Every time I sit down to write you, my mind is carried back to those juvenile days in which no serious troubles disturbed our repose, or trespassed on our minds, when disposed for contemplation. But no doubt you, like myself, find in the bosom of your growing family pleasures, tho’, not of the same nature as a youth feels, yet more solid and more endearing than are realized by the most intimate friends of the same sex.

Nature has so ordered things that each period of our different stages of life has its peculiar pleasures of retrospection, participation, & anticipation — and although we may, when we have formed connections in very distant lands & changed our relations & our duties in society, have sources of pleasure peculiar to ourselves — nevertheless there is an agreeable sensation thrills the nerves when we meet with our old friends or meet with anything that reminds us of them & of the periods when we so much enjoyed their society.

You request of me to give the news from New Lebanon [New York]. It has been some time since I received any letter from that quarter. You probably have ‘ere this heard of the deaths of Esqr. Davis, Widow Abbott, & John Tryon; of the marriage of Harry Ward Betts to Mrs. Sheldon — she that was Maria Tryon;² of the removal of Doct. Merriman to Pittsfield & Doct. Dwight Wright ³ taking his place of residence & stand in practice. Such are the revolutions of a few years.

You no doubt recollect Moses Y. Scott † (a brother of the Doctors) who lived a short time with Mr. Torry. He is now in this county with an uncle of his [named Samuel Longlove (1763-1846)] who is brother to Doct. [Moses] Younglove of Hudson [New York]. Scott has improved much since he was with Torry. He is a fine scholar & will be admitted to the bar in this state shortly no doubt. He has much the appearance of a gentleman.

I have recently got hold of a very valuable and handsomely written treatise of the Diseases of Tropical Climates by James Johnson. He has suggested some new ideas relative to the sympathy of the skin with the liver which he calls, “cutaneous haepatic sympathy” and traces dysentary & cholera morbus to derangements of the liver and as calomel is now admitted to act more specifically than any other medicine on that organ, you may hence conclude he uses it freely. Yes, his practice no doubt would be judicious in the torrid zone. But although I believe a physician who meets his patient in this country without his lancet & his calomel, he meets him wholly unarmed.
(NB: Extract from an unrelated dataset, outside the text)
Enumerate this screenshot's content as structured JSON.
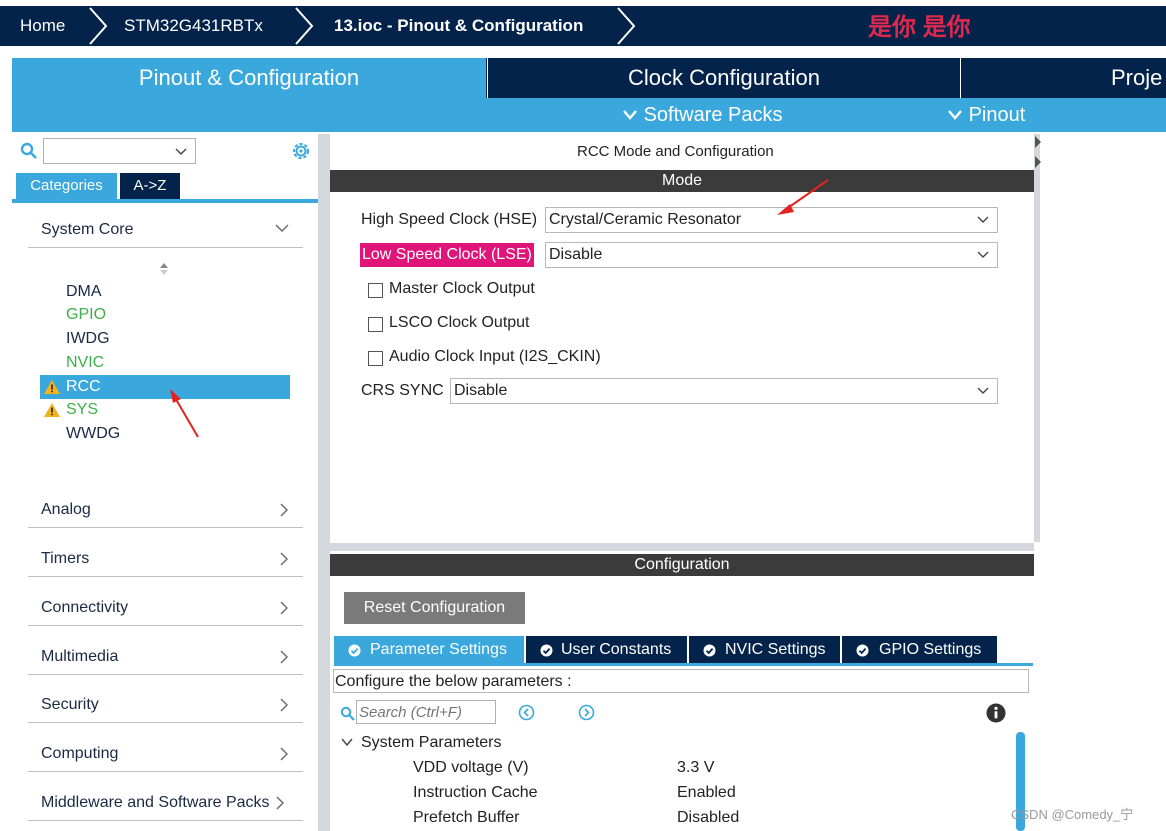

Yet I cannot think it will do to use it in such large doses (to wit scruple doses thrice or more times a day) & so repeatedly. I have a brother in the field who is a follower of Johnson in his practice. He is called great by some because his is rash, not because he is successful.

If you have not read Johnson, you will find it a genuine practical work & I should be glad to have your opinion of the work should you meet with it.

Very respectfully yours, — N. Avery

Please inform me if Doct. Doubleday resumed the practice through necessity? Any information you may gather of the welfare of any of our old friends, please communicate. It gives me pleasure to hear from them.

P. S. Our fall complaints have made their appearance rather earlier than last year. I had several cases of unmanageable Bilious Fever as yearly as the 5th inst. Last year this fever did not appear till sometime the latter part of August.

My family is in good health & Mrs. Avery joins me in respects to your lady. Sincerely, — N. Avery

¹ Joseph Davis (1763-1821) died in New Lebanon, New York. 16 May 1821 Squire Davis of New Lebanon was buried.

² Henry Ward Betts (1789-1827) married Maria Tryon Sheldon on 26 June 1821.

³ Dr. Dwight Wright of New Lebanon, New York, married Polly Platt, of Stephentown on 21 October 1819. Polly died on 17 December 1829.

† Moses Younglove Scott (1795-1826) died unmarried in April 1826 in New Orleans, Louisiana. He was the son of Dr. John Walker Scott (1765-1839) and Marcia Younglove (1765-1824). Dr. Avery’s letter suggests that Moses was pursuing a practice in law in Christian County, Kentucky. He had already published a volume of poems in 1819.